Mkpoikana Udoma
Port Harcourt — Environmental stakeholders have called on the Federal Government to immediately commence a comprehensive environmental audit of the Niger Delta as a first step toward full-scale cleanup of the oil-impacted region.
The call was led by Executive Director of Health of Mother Earth Foundation, HOMEF, Nnimmo Bassey, in Port Harcourt during the opening ceremony of the 2026 Correspondents’ Week of the Rivers State Council of the Nigeria Union of Journalists.
The event, themed “The Imperatives of Comprehensive Cleanup of the Niger Delta Environment: Role of the Media,” was supported by Renaissance Africa Energy Company Limited, Nigeria LNG and Kebetkache Women Development Centre.
Bassey said the time for debate over whether the Niger Delta should be cleaned up was over, insisting that government must move immediately to environmental assessment and remediation.
“The Federal Government must kick-start audit of the Niger Delta environment for cleanup of the region to start,” he said.
“Time has gone beyond debating whether to do Niger Delta cleanup or not. The time now is to start the audit of the environment of the region and kick-start cleanup.”
The environmentalist warned that continued delays would worsen ecological destruction and make restoration more difficult and costly in the future.
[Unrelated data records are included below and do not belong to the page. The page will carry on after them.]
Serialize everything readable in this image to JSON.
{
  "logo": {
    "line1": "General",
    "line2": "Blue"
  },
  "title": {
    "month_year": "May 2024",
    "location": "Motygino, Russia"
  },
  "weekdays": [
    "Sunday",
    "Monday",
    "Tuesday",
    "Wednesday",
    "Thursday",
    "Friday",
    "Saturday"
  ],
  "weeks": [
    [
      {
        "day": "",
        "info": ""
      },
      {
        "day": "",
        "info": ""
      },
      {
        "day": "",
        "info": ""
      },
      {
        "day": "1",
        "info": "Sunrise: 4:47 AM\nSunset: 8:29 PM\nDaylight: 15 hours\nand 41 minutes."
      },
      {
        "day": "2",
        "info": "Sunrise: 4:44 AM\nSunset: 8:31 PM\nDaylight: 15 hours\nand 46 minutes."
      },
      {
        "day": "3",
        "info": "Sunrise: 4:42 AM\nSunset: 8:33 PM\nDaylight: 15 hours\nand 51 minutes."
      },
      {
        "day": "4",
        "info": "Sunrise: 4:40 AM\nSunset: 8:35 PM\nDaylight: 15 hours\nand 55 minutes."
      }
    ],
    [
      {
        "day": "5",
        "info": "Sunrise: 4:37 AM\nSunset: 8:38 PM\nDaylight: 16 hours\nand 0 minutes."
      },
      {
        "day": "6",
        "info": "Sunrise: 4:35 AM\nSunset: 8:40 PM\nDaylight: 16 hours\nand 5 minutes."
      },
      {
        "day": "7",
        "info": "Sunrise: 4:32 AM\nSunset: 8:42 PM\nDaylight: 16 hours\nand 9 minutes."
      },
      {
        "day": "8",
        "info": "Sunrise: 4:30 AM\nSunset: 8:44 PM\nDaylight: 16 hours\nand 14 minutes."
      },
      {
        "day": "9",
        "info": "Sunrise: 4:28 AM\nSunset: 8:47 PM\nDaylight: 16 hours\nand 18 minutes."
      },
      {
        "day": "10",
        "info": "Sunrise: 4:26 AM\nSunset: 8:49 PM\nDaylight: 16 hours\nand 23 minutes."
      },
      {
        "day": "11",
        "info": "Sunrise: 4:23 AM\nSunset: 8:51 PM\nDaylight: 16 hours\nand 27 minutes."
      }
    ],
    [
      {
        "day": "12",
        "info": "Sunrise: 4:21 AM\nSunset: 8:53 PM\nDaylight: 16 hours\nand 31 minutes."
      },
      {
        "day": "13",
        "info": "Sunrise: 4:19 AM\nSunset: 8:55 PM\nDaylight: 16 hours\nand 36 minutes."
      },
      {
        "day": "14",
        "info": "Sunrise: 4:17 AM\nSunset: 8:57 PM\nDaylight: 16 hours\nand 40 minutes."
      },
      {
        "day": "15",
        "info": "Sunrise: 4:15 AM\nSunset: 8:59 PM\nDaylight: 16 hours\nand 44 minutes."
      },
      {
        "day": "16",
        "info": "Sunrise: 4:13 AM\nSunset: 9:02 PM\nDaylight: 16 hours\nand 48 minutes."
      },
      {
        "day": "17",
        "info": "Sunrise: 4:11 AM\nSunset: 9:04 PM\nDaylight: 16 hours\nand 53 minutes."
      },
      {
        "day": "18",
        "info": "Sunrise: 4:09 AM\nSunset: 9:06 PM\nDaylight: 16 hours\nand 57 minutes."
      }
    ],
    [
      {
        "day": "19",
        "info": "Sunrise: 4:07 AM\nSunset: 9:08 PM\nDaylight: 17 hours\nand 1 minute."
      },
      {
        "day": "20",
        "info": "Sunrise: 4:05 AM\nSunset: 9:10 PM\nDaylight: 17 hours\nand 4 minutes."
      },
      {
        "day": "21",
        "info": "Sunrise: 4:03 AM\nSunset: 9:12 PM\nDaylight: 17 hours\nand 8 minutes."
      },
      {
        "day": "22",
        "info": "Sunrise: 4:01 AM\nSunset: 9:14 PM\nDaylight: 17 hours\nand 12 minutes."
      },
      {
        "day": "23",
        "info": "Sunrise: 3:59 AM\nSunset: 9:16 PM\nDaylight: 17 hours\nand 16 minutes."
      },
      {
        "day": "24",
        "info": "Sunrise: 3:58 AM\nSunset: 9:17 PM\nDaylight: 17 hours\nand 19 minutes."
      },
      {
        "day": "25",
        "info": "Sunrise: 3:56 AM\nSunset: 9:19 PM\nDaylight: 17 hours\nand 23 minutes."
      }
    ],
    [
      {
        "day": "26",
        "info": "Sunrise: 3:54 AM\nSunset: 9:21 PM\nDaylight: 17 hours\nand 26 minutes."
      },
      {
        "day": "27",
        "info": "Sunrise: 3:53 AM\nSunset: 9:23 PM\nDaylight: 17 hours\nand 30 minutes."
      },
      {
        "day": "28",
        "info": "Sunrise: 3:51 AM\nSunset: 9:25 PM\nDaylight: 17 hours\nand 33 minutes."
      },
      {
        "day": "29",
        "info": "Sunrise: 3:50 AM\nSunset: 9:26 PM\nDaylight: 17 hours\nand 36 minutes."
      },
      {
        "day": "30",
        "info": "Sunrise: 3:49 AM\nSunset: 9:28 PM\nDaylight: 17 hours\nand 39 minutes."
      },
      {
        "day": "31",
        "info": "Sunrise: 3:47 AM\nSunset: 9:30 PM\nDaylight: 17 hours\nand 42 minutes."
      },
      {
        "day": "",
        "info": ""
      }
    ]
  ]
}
He also drew attention to the scale of oil pollution in the region, comparing daily spill volumes in the Niger Delta to some of the world’s worst recorded oil disasters.
He said the volume of oil spilled in the Niger Delta in a single day could equal the scale of major global spills such as the Deepwater Horizon disaster in the Gulf of Mexico in 2010, which released about 134 million gallons of crude oil.
Bassey accused government institutions, regulators and political leaders of deliberately downplaying the environmental crisis.
“The silence of oil authorities, regulators, the political leaders, etc, was deliberate. Nobody cares about the environment of the Niger Delta,” he said.
The activist argued that Nigeria’s dependence on crude oil has weakened other productive sectors of the economy, especially agriculture and infrastructure development.
“Nigeria was better off without oil,” Bassey declared.
“Before oil was discovered, we had vibrant education, good infrastructure. We had agriculture. Nigeria was the main exporter of food before oil became a major revenue earner.”
He said the oil economy entrenched a consumption and borrowing culture that replaced productive economic systems that existed before crude oil dominance.
“Then our Head of State said, the problem is not money but how to spend it. Then we started spending, started borrowing,” he said.
Bassey described extractive oil dependence as a continuation of colonial economic structures that prioritize export of raw materials over local development.
“Extractivity is colonial, just like the idea of cash cropping. Instead of cultivating food, you are exporting raw materials and making money with no food to feed yourself.”
He urged Nigeria to consider stronger engagement with emerging global alliances such as BRICS, arguing that the current global economic system is dominated by a few powerful nations.
On environmental risks, Bassey warned that the Niger Delta could be permanently abandoned to pollution if cleanup is not carried out before global fossil fuel decline accelerates.
“If the Niger Delta is not cleaned now when people are still buying oil, then we are sold,” he said.
He criticised multinational oil companies for continuing to profit from environmental damage while communities bear the consequences of pollution.
“Clean up the mess. Nobody has the right to poison water, poison our soil, poison our air, and then run away to the bank with profits. That is totally immoral and unacceptable.”
Bassey insisted that all operators in the Niger Delta, including the Nigerian National Petroleum Company Limited and international oil firms, must be held accountable for environmental degradation.
He also rejected the routine attribution of oil spills to sabotage, arguing that ageing infrastructure and poor maintenance are major causes of pollution incidents.
“When you see rotten pipelines, pipelines put in exposed places, not protected, not replaced when they are meant to be replaced, then it sounds silly to blame every spill on vandalism,” he said.
“Your pipelines laid over 50 years ago are obsolete, expired, and ought to be replaced.”
Bassey further condemned ongoing gas flaring in the region despite court rulings declaring the practice illegal and a violation of the right to life.
“What we need to do is to stop gas-flaring because it’s an iniquity and it’s against the right to life,” he said.
He added that affected communities increasingly seek justice in foreign courts due to lack of enforcement of environmental rulings within Nigeria.
“They are divesting to evade responsibilities,” he said.
Bassey urged journalists to intensify coverage of environmental issues in the Niger Delta, warning that public silence enables continued ecological destruction.
“The fact that we are holding this conference today is a message to the government at all levels. They cannot keep on pretending that all is well because all is not well.”